Die politischen Weichen sind unumkehrbar
gestellt. Schon zum 1. März werden keine Wehrpflichtigen mehr zur
Bundeswehr einberufen, drei Monate später wird der Pflichtdienst beim
Bund ganz ausgesetzt. Das kann man nun als Reaktion auf die
veränderte Sicherheitslage in der Welt betrachten, man kann aber auch
argumentieren, Verteidigungsminister Karl Theodor zu Guttenberg muss
angesichts fehlender Milliarden im Staatshaushalt den Sparkommissar
geben – ob es nun Sinn macht oder nicht. Fakt ist, die Bundeswehr
wird von gut 250 000 Soldaten auf rund 185 000 Uniformierte
schrumpfen. Und dieser Sparkurs wird an Ostbayern wieder einmal nicht
spurlos vorbeigehen. Die unselige Entwicklung hat schon kurz nach dem
Fall des Eisernen Vorhanges ihren Anfang genommen. Damals wurde,
durchaus unterstützt von der Bayerischen Staatsregierung in München,
die 4. Panzergrenadierdivision in Regensburg platt gemacht. Mit dem
Abzug der Division Spezielle Operationen ist die Stadt an der Donau,
die schon ein römisches Heerlager beherbergte, so gut wie
soldatenfrei. Das boomende Regensburg konnte den Verlust einigermaßen
wegstecken. Viel härter traf es andere Garnisonsstädte, für die die
Kaserne einen erheblichen Wirtschafts- und Identifikationsfaktor
darstellte. Hemau im Landkreis Regensburg zum Beispiel knabbert noch
heute an dem Truppenabzug, genauso Neunburg vorm Wald und vielleicht
wird auch bald in Weiden, der Stadt mit der höchsten
Arbeitslosenquote Bayerns, die Ostmark-Kaserne dicht gemacht. Der
einzige, in Ostbayern verbliebene Großverband des Heeres, ist derzeit
die in Amberg beheimatete Panzerbrigade 12. Sie hat Standorte in
Pfreimd, Oberviechtach, Roding, Cham, Freyung, Regen und Bogen. Und
auch dort geht mittlerweile das Abzugsgespenst um, seit
durchsickerte, dass man im Bundesverteidigungsministerium nur noch
Großstandorte mit über 1000 Soldaten für wirtschaftlich
überlebensfähig hält. Gerade diese Garnisonen im ehemaligen Grenzland
zeichnete etwas aus, das Guttenberg und seinen Generalen auf dem
Feldherrnhügel heute scheinbar völlig egal zu sein scheint: Die
Bevölkerung identifizierte sich seit der Gründung der Bundeswehr sehr
stark mit den Soldaten, was nicht nur eine Vielzahl an Partner- und
Patenschaften beweist. In diesen Kasernen registrierte man auch ein
überdurchschnittlich hohes Aufkommen an Freiwilligen, die später in
der Truppe als Zeit- und Berufssoldaten Dienst taten. Und dafür soll
die Region heute abgestraft werden? Gerade nach der Aussetzung der
Wehrpflicht wird in Parlament und Regierung viel über die
Attraktivität der Bundeswehr als Arbeitgeber geredet. Ohne die
Zwangsrekrutierung junger Männer muss sich die Freiwilligentruppe auf
dem Arbeitsmarkt mit Nachwuchs eindecken – und das kann nur gelingen,
wenn die Armee als attraktiver Partner wahrgenommen wird. Dazu gehört
nicht nur eine hohe Akzeptanz des Dienstes an der Waffe bei der
Bevölkerung, sondern auch die Präsenz in der Fläche, um eine
einigermaßen heimatnahe Verwendung gewährleisten zu können.
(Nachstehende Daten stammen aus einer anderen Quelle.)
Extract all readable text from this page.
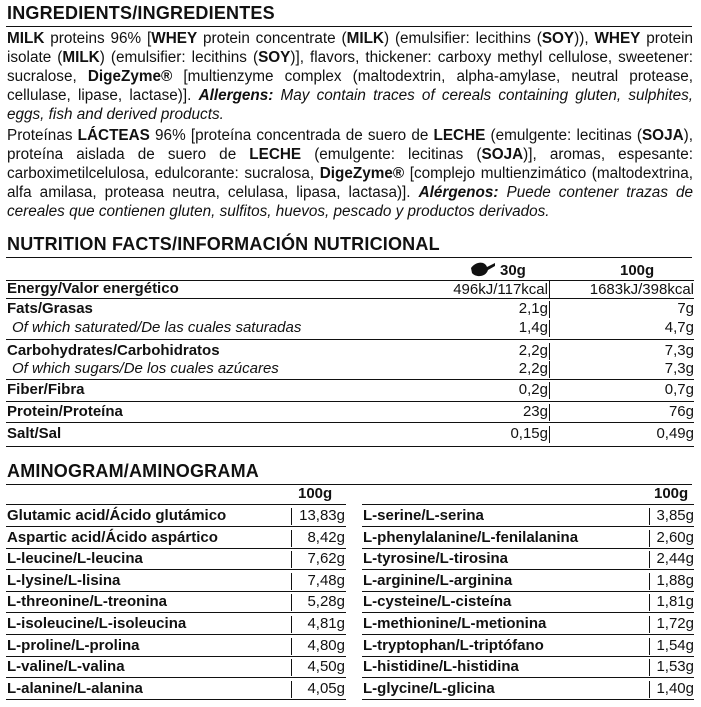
INGREDIENTS/INGREDIENTES
MILK proteins 96% [WHEY protein concentrate (MILK) (emulsifier: lecithins (SOY)), WHEY protein isolate (MILK) (emulsifier: lecithins (SOY)], flavors, thickener: carboxy methyl cellulose, sweetener: sucralose, DigeZyme® [multienzyme complex (maltodextrin, alpha-amylase, neutral protease, cellulase, lipase, lactase)]. Allergens: May contain traces of cereals containing gluten, sulphites, eggs, fish and derived products.
Proteínas LÁCTEAS 96% [proteína concentrada de suero de LECHE (emulgente: lecitinas (SOJA), proteína aislada de suero de LECHE (emulgente: lecitinas (SOJA)], aromas, espesante: carboximetilcelulosa, edulcorante: sucralosa, DigeZyme® [complejo multienzimático (maltodextrina, alfa amilasa, proteasa neutra, celulasa, lipasa, lactasa)]. Alérgenos: Puede contener trazas de cereales que contienen gluten, sulfitos, huevos, pescado y productos derivados.
NUTRITION FACTS/INFORMACIÓN NUTRICIONAL
30g	100g
Energy/Valor energético	496kJ/117kcal	1683kJ/398kcal
Fats/Grasas	2,1g	7g
Of which saturated/De las cuales saturadas	1,4g	4,7g
Carbohydrates/Carbohidratos	2,2g	7,3g
Of which sugars/De los cuales azúcares	2,2g	7,3g
Fiber/Fibra	0,2g	0,7g
Protein/Proteína	23g	76g
Salt/Sal	0,15g	0,49g
AMINOGRAM/AMINOGRAMA
100g	100g
Glutamic acid/Ácido glutámico	13,83g
Aspartic acid/Ácido aspártico	8,42g
L-leucine/L-leucina	7,62g
L-lysine/L-lisina	7,48g
L-threonine/L-treonina	5,28g
L-isoleucine/L-isoleucina	4,81g
L-proline/L-prolina	4,80g
L-valine/L-valina	4,50g
L-alanine/L-alanina	4,05g
L-serine/L-serina	3,85g
L-phenylalanine/L-fenilalanina	2,60g
L-tyrosine/L-tirosina	2,44g
L-arginine/L-arginina	1,88g
L-cysteine/L-cisteína	1,81g
L-methionine/L-metionina	1,72g
L-tryptophan/L-triptófano	1,54g
L-histidine/L-histidina	1,53g
L-glycine/L-glicina	1,40g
Schließlich muss trotz klammer Kassen die Bezahlung stimmen, damit
das soziale Gleichgewicht in der Truppe erhalten bleibt. Gerade in
Ostbayern wären viele dieser Voraussetzungen gegeben. Noch
funktioniert hier der Austausch zwischen Gesellschaft und
Streitkräften. Noch empfindet man hier die Soldaten als Staatsbürger
in Uniform. Das fragile Gleichgewicht könnte aber schnell kippen,
wenn es nochmals zum Kahlschlag kommt.